= Robert Breusch =

American mathematician

Robert Hermann Breusch (April 2, 1907 – March 29, 1995) was an American number theorist, the William J. Walker Professor of Mathematics at Amherst College.

Breusch was born in Freiburg, Germany, and studied mathematics both at the University of Freiburg and the University of Berlin. Unable to secure a university position after receiving his doctorate, Breusch became a schoolteacher near Freiburg, where he met his future wife, Kate Dreyfuss; Breusch was Protestant, but Dreyfuss was Jewish, and the two of them left Nazi Germany for Chile in the mid-1930s. They married there, and Breusch found a faculty position at Federico Santa María Technical University in Valparaíso.
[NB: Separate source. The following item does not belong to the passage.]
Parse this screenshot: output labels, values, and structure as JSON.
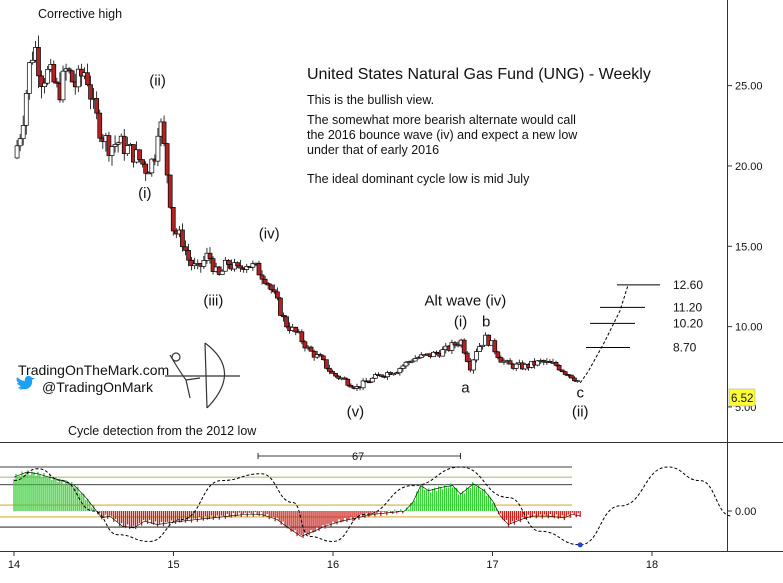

In 1939, they left Chile for the United States, inviting Robert Frucht to take Breusch's place at Santa María; after some years working again as a schoolteacher, Breusch found a position at Amherst College in 1943. He became the Walker professor in 1970, and retired to become an emeritus professor in 1973. The Robert H. Breusch Prize in Mathematics, for the best senior thesis from an Amherst student, was endowed in his memory.

As a mathematician, Breusch was known for his new proof of the prime number theorem and for the many solutions he provided to problems posed in the American Mathematical Monthly. His thesis work combined Bertrand's postulate with Dirichlet's theorem on arithmetic progressions by showing that each of the progressions 3i + 1, 3i + 2, 4i + 1, and 4i + 3 (for i = 0, 1, 2, ...) contains a prime number between x and 2x for every x ≥ 7. For instance, he proved that for n > 47 there is at least one prime between n and (9/8)n. He also wrote a calculus textbook, Calculus and Analytic Geometry with Applications (Prindle, Weber & Schmidt, 1969) with C. Stanley Ogilvy.